Jae-Won rolled his eyes. “Maybe that’s because you were so embarrassing to be around.” 
“And now look at you. You throw open the doors to a room in whatever wild outfit you decide to rock that evening and command the attention of everyone there. You walk everywhere like you own the place. You see someone you want and you go after them, even if they turn you down.” 
Jae-Won wished he could sink into the chair. This was getting to be too much. 
“My point is” Manny gave him another kiss. “I watched you enter this world frightened out of your mind, but you refused to give up. And watching you wrestle down all of that fear piece by piece is the most gorgeous thing I’ve ever seen.” 
Now he felt warm everywhere. Emotions twisted in his chest, because at this current point in time he just felt like a coward again. Letting his mind talk him into trying to throw all of this away. But now his boyfriend was in front of him—on top of him—whispering much kinder words in his ear, and that inner voice couldn’t manage to talk over it. 
Jae-Won grabbed the collar of Manny’s jacket as he pulled him back into the kiss and kept trying to tug him closer. Manny let out a short growl, his knee sliding further up the chair. 
“You know you taste like whatever cleanser is on those wipes.” Manny muttered between smooches. 
“Then stop kissing me.” 
“No.” Manny bit down on Jae-Won’s lip.
He gasped and twisted the leather jacket in his grip. “Going to play dirty, huh?” 
“Try and stop me.”
Jae-Won had half a mind to lift one of his legs and press it against his boyfriend’s dick, but just then the downstairs door opened.

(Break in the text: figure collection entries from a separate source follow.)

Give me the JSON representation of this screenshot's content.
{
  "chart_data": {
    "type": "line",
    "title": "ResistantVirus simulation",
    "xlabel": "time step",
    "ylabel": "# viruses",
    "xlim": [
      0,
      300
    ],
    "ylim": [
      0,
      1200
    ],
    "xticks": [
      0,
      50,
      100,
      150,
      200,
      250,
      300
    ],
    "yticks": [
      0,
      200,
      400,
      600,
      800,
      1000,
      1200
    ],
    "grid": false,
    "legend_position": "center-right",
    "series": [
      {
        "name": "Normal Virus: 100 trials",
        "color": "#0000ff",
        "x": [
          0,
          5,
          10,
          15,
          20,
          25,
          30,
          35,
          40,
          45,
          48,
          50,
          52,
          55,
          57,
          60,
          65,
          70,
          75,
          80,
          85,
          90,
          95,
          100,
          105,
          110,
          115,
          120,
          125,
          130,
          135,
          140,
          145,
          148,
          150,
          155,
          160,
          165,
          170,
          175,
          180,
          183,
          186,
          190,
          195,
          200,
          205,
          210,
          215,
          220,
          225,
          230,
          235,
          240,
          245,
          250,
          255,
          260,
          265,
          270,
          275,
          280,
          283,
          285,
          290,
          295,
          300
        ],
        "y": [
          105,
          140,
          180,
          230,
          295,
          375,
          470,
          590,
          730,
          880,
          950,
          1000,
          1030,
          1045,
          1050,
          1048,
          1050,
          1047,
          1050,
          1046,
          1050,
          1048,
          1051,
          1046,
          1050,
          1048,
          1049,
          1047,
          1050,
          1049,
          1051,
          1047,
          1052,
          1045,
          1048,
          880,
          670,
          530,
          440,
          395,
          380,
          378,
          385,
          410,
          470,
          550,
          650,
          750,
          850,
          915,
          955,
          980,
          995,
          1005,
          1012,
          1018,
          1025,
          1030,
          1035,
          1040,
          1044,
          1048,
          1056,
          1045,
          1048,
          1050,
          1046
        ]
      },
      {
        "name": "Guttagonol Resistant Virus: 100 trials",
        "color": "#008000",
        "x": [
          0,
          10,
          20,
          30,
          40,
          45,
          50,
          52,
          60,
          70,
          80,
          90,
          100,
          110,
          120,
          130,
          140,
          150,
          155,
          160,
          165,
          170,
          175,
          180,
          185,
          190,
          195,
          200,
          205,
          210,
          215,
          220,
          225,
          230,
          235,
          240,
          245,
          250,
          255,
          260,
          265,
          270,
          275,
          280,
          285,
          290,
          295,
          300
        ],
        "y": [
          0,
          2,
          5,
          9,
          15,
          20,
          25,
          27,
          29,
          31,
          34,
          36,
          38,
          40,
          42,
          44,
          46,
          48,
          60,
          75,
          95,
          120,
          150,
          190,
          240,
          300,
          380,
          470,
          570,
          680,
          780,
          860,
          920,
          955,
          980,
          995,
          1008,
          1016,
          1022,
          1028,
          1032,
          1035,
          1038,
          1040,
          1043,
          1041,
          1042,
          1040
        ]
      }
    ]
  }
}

“Boys, dinner’s here.” Angie called. “I better not come upstairs and find you two making out on the floor.” 
“You won’t.” Manny shouted back. “Jae’s in a chair.”
Angie let out a shriek, probably to mimic an offended gasp. “You two starting without me? Unbelievable.” 

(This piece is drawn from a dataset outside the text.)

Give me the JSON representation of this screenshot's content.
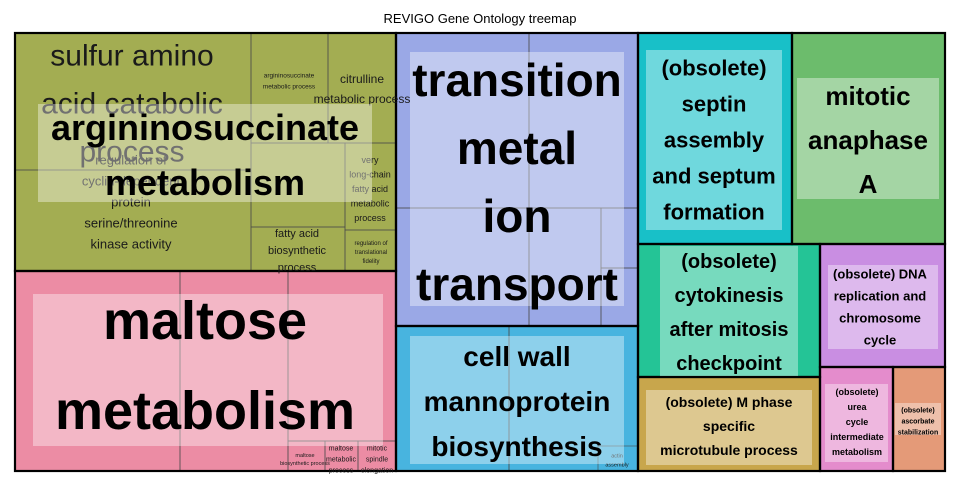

Manny just kept chuckling and got off the chair. He took one of Jae-Won’s hands and pulled him to his feet. “Do you want to change, by the way?” 
Jae-Won looked down at his denim shorts. Literally the only thing he had on right now. “Uh, might be a good idea.” 
“Unless you want me to lick taco sauce off your chest.”
Jae-Won snorted and playfully shoved his boyfriend to the side, hand on his face. “Jeez, you’re all over me tonight. Is watching me have a breakdown just that sexy?”
“Nah,” Manny answered in a serious tone. “Just trying to see if it gets you back to normal, even if it only lasts for so long.” 
Yeah. No doubt trying to sleep tonight he’d be plagued by negative thoughts all over again. No doubt his conversation with Jase would turn into an endless loop until the voices of the rest of his family joined in. 
So for now, he should at least try to focus on just his partners and eating some dinner.